A fresh look at the intellectual roots of one of the most engaging and multifaceted of America's founders.
Benjamin Franklin, writes Douglas Anderson in his preface, is "no one's contemporary... Blending elements of the fifteenth-century spiritual discipline of Thomas à Kempis with the journalistic energy of Daniel Defoe, the urbane reason of Lord Shaftesbury with the scientific initiative of Thomas Edison, Franklin places exceptional demands on the historical imagination of his readers—demands that are inevitably slighted by writers who emphasize only one set of interests or one facet of a complex temperament."

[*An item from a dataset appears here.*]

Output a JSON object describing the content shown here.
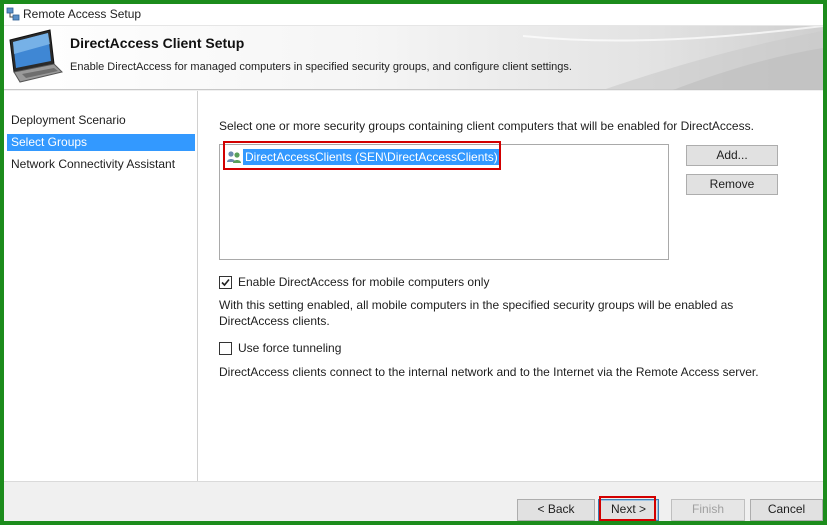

In The Radical Enlightenments of Benjamin Franklin Anderson takes a fresh look at the intellectual roots of one of the most engaging and multifaceted of America's founders. Anderson begins by tracing the evolution of young Franklin's theology of works between the letters of Silence Dogood (1722) and his impassioned defense of the heterodox Irish clergyman Samuel Hemphill in 1735. He places the twenty-five-year production of Poor Richard's Almanac in the context of early eighteenth-century moral and educational psychology. He examines the broad intellectual continuities uniting Franklin's 1726 journal of his return voyage to Philadelphia with successive editions of his Experiments and Observations on Electricity, first published in 1751. And he offers a careful examination of Franklin's seminal, and controversial, 1751 essay "Observations Concerning the Increase of Mankind."
The Radical Enlightenments of Benjamin Franklin brings us a much fuller understanding of Franklin's intellectual and literary roots and his later influence among common readers.